Among abuses he had “suffered or observed” were tortures in which naked prisoners had their hands handcuffed to their feet for 12 to 24 hours, or were handcuffed with their hands over their heads and suspended with their feet barely touching the floor for similarly long periods.
He also described abysmal prison conditions with no clean drinking water, no ventilation, and no toilets for prisoners.
For Biscet’s opposition to Cuba’s government, President George W. Bush awarded him in absentia the Presidential Medal of Freedom in 2007. Cuban authorities view dissidents as mercenaries working for their archenemy, the United States.

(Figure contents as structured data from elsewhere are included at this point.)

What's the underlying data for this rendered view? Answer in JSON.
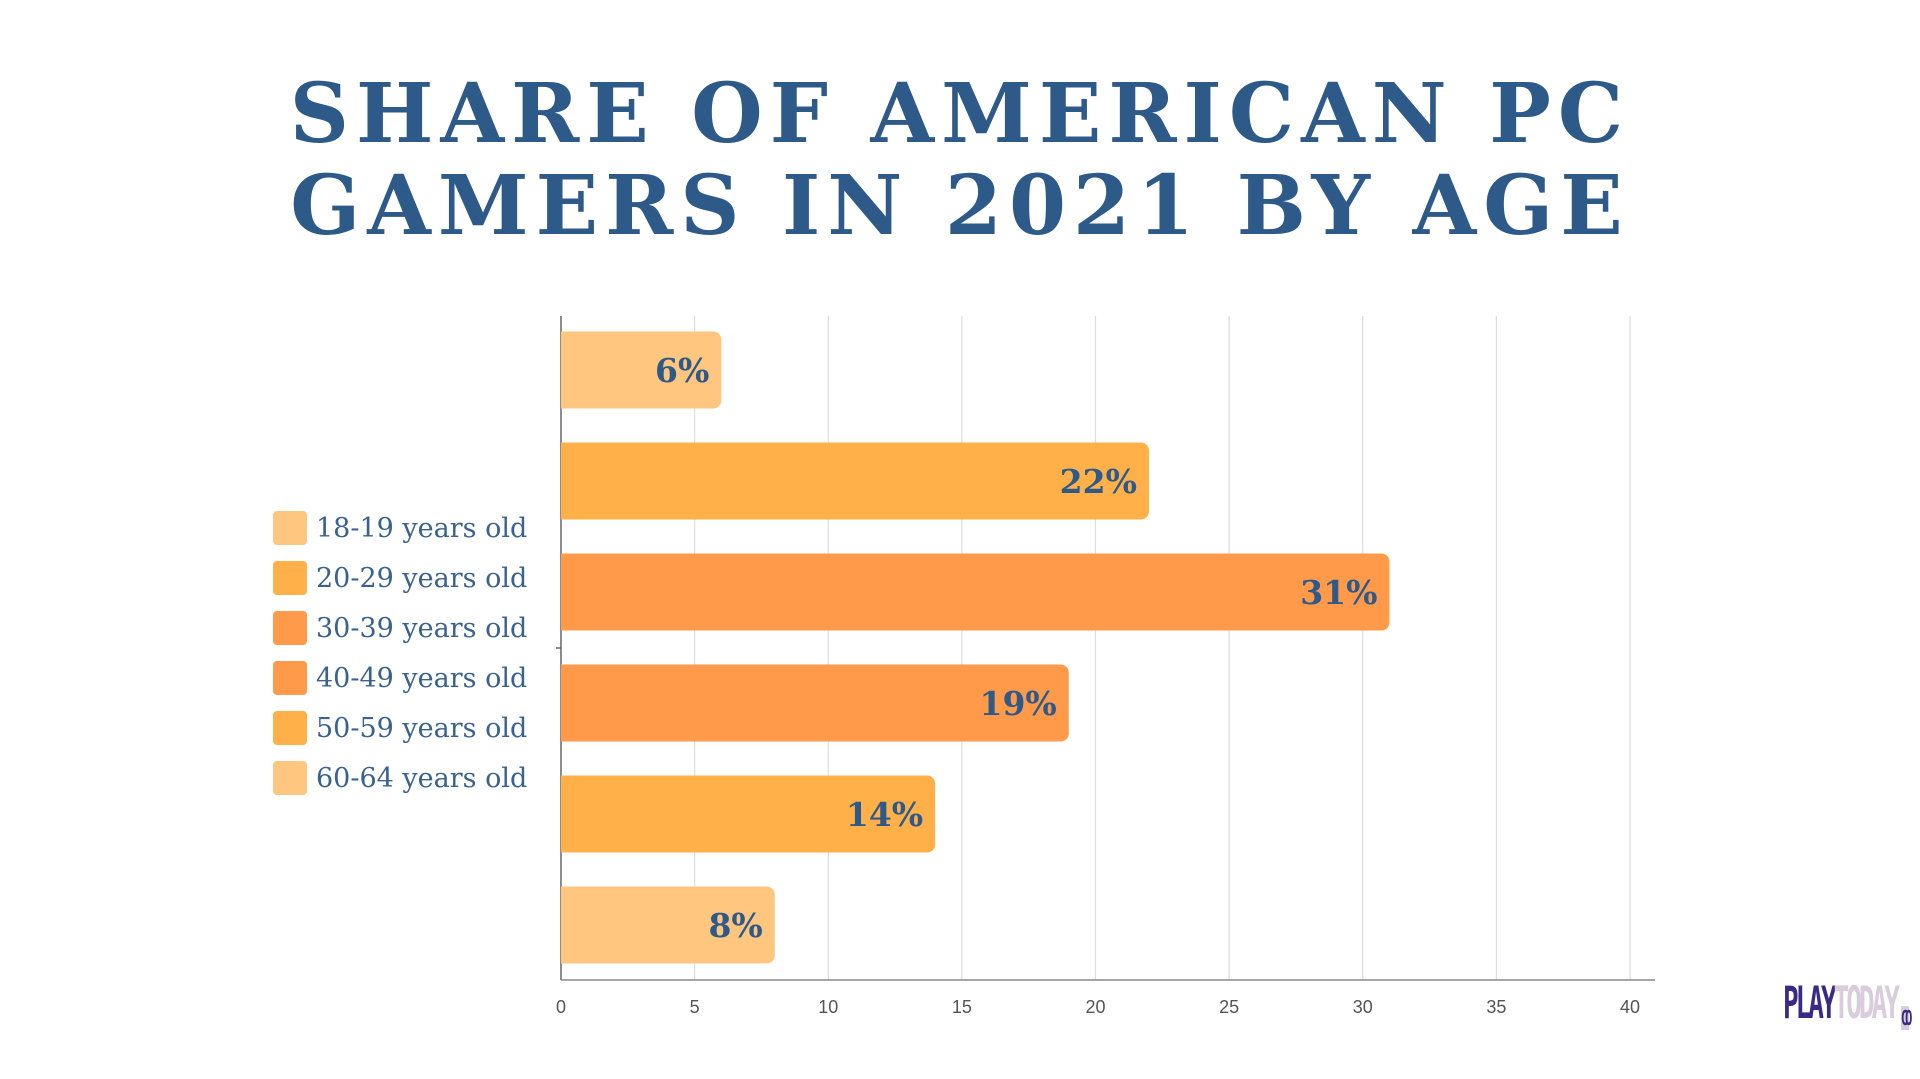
{
  "title_lines": [
    "SHARE OF AMERICAN PC",
    "GAMERS IN 2021 BY AGE"
  ],
  "logo": {
    "part1": "PLAY",
    "part2": "TODAY",
    "part3": "CO"
  },
  "chart_data": {
    "type": "bar",
    "orientation": "horizontal",
    "title": "SHARE OF AMERICAN PC GAMERS IN 2021 BY AGE",
    "categories": [
      "18-19 years old",
      "20-29 years old",
      "30-39 years old",
      "40-49 years old",
      "50-59 years old",
      "60-64 years old"
    ],
    "values": [
      6,
      22,
      31,
      19,
      14,
      8
    ],
    "data_labels": [
      "6%",
      "22%",
      "31%",
      "19%",
      "14%",
      "8%"
    ],
    "colors": [
      "#FFC680",
      "#FFB048",
      "#FF9A4A",
      "#FF9A4A",
      "#FFB048",
      "#FFC680"
    ],
    "xlim": [
      0,
      40
    ],
    "xticks": [
      0,
      5,
      10,
      15,
      20,
      25,
      30,
      35,
      40
    ],
    "xtick_labels": [
      "0",
      "5",
      "10",
      "15",
      "20",
      "25",
      "30",
      "35",
      "40"
    ],
    "grid": "vertical",
    "legend_placement": "left",
    "label_color": "#2E5A8A"
  }
}
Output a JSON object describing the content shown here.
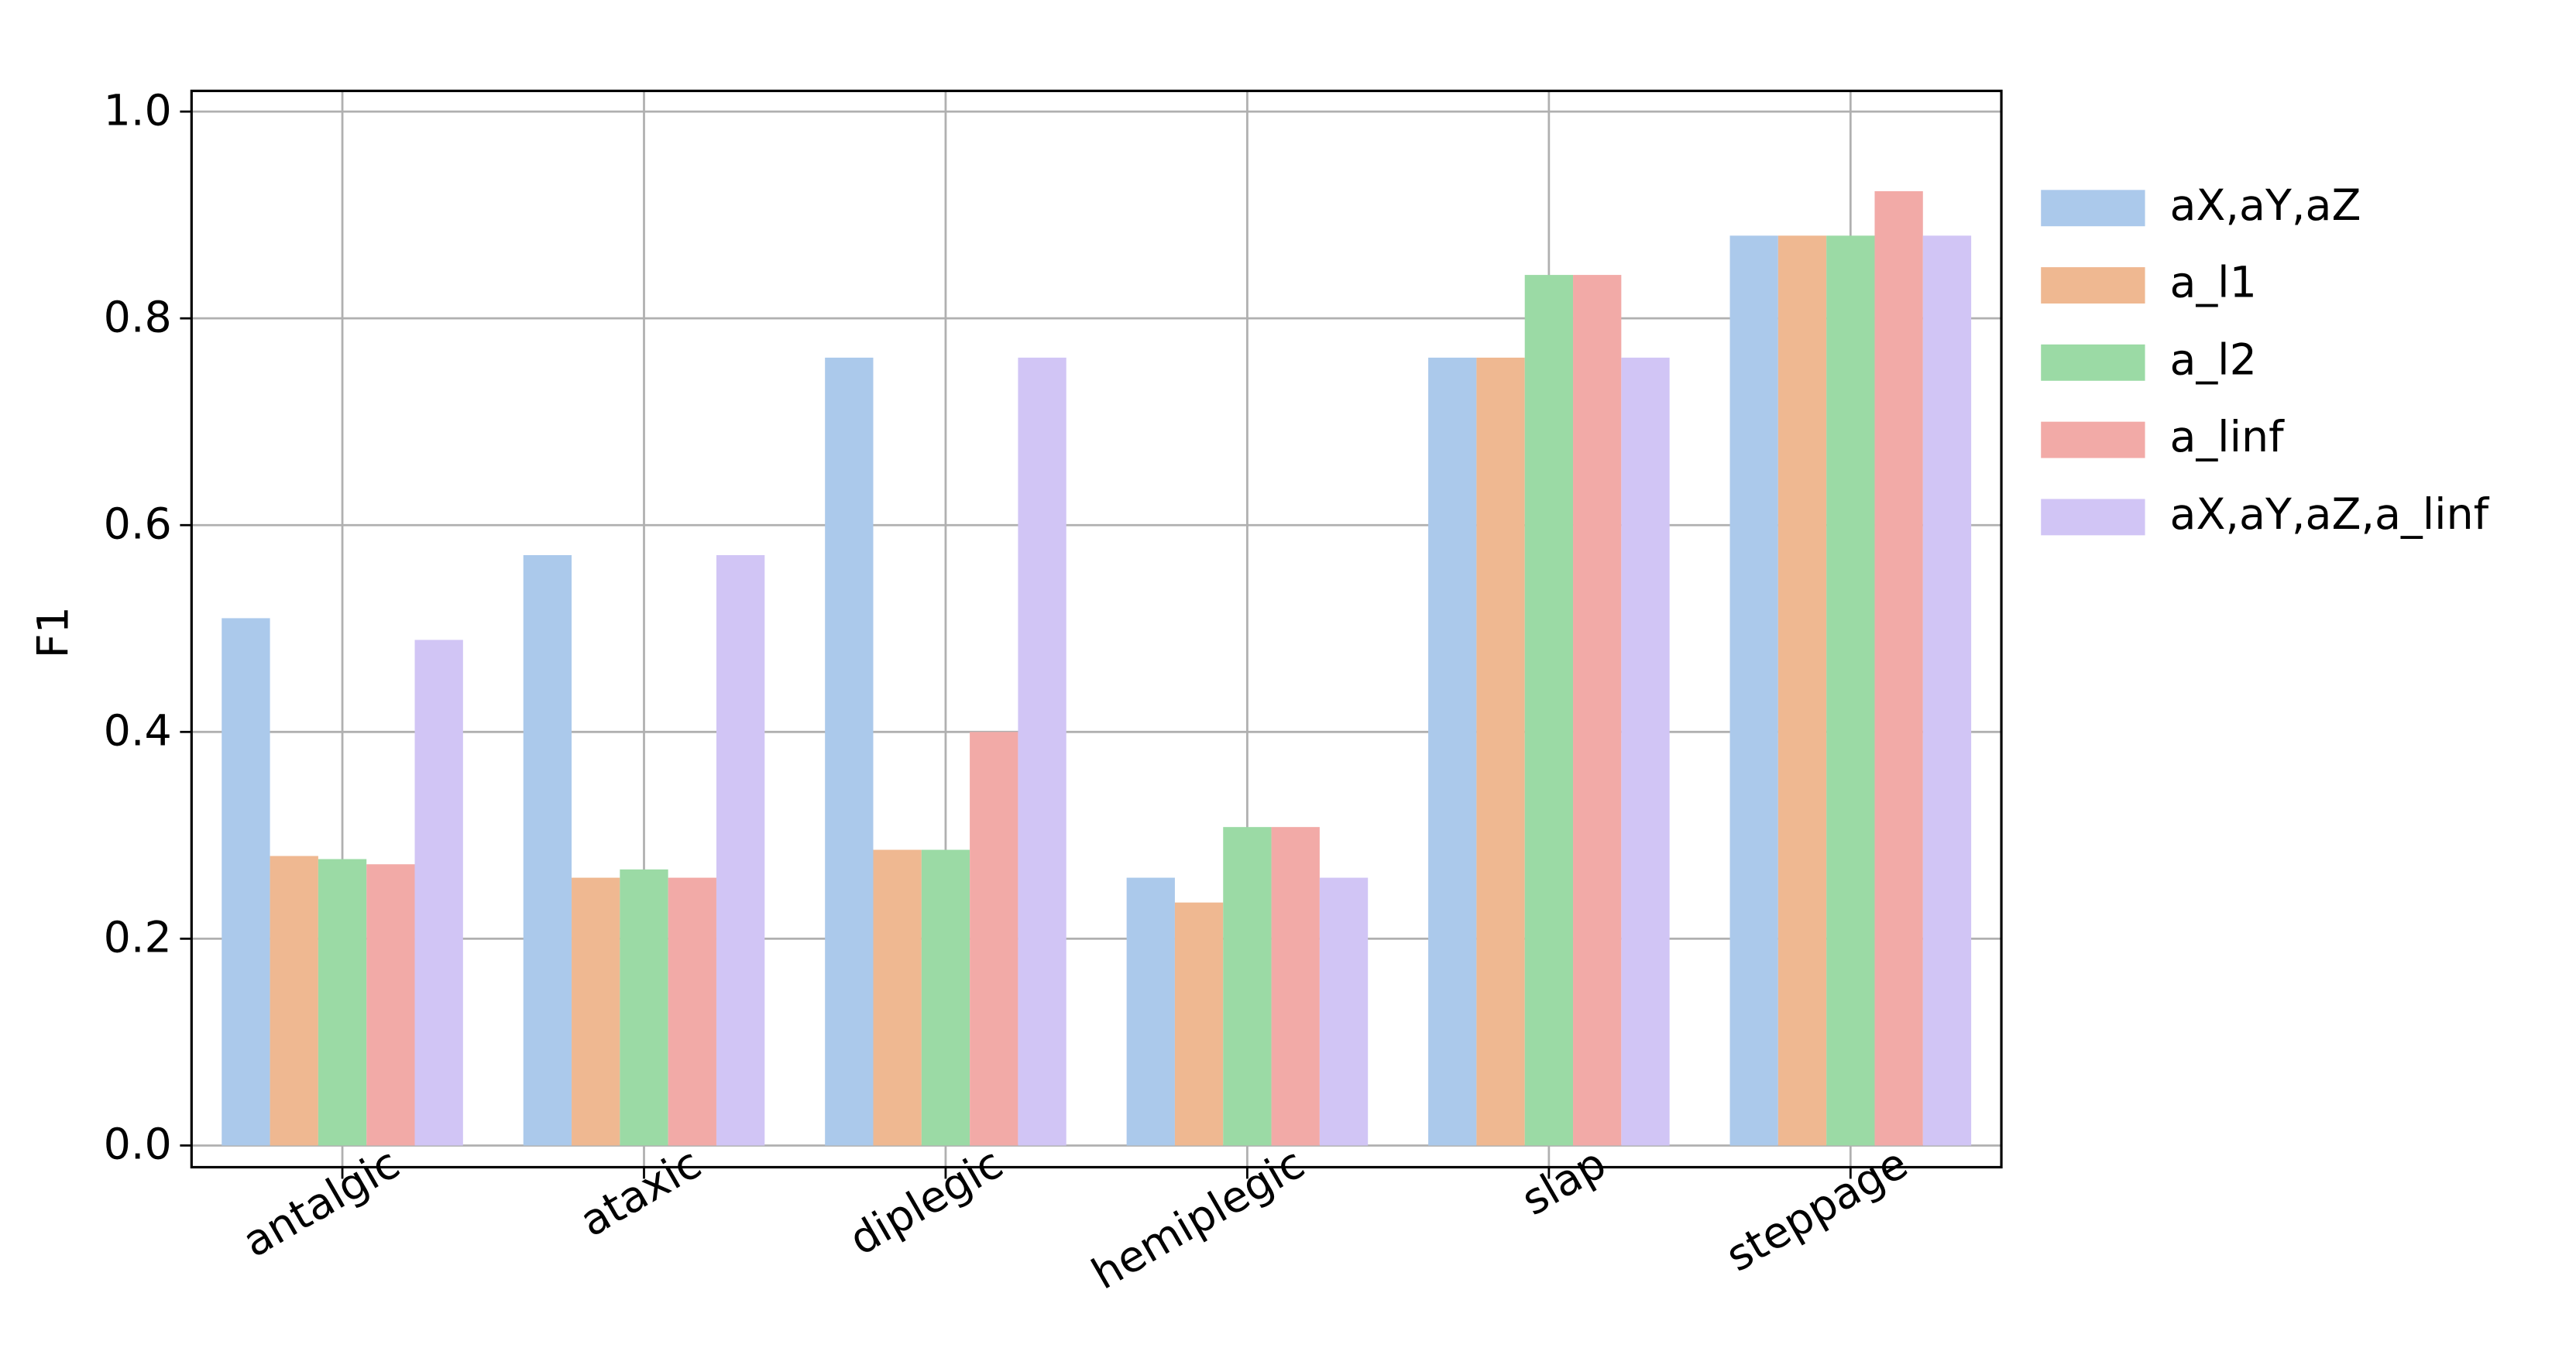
{
  "chart_data": {
    "type": "bar",
    "categories": [
      "antalgic",
      "ataxic",
      "diplegic",
      "hemiplegic",
      "slap",
      "steppage"
    ],
    "y_label": "F1",
    "series": [
      {
        "name": "aX,aY,aZ",
        "color": "#abc9eb",
        "values": [
          0.51,
          0.571,
          0.762,
          0.259,
          0.762,
          0.88
        ]
      },
      {
        "name": "a_l1",
        "color": "#efb891",
        "values": [
          0.28,
          0.259,
          0.286,
          0.235,
          0.762,
          0.88
        ]
      },
      {
        "name": "a_l2",
        "color": "#9bdaa5",
        "values": [
          0.277,
          0.267,
          0.286,
          0.308,
          0.842,
          0.88
        ]
      },
      {
        "name": "a_linf",
        "color": "#f2aaa7",
        "values": [
          0.272,
          0.259,
          0.4,
          0.308,
          0.842,
          0.923
        ]
      },
      {
        "name": "aX,aY,aZ,a_linf",
        "color": "#d1c5f5",
        "values": [
          0.489,
          0.571,
          0.762,
          0.259,
          0.762,
          0.88
        ]
      }
    ],
    "ylim": [
      -0.021,
      1.02
    ],
    "yticks": [
      {
        "value": 0,
        "label": "0.0"
      },
      0.2,
      0.4,
      0.6,
      0.8,
      {
        "value": 1,
        "label": "1.0"
      }
    ],
    "grid": true,
    "legend": "outside-right"
  }
}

The United States has maintained an economic embargo on Cuba for 50 years in order to pressure the Communist government on the island, which lies 90 miles (145 km) south of Florida.
Cuban dissidents have said there are still at least 60 people behind bars for political reasons, including some convicted of boat and plane hijackings and spying.
Asked whether he feared re-arrest because of his testimony to the U.S. Congress, Biscet said: “Everything is possible.”
He said he intended to continue non-violent efforts for change under the Castro government. “We cannot wait for someone to die to create change. We will create change on our own.”
He said he hoped that Pope Benedict would lobby for more freedoms, including freedom of speech, when the Pope visits Cuba at the end of March.
“We hope that his coming will bring great change to our country,” Biscet said.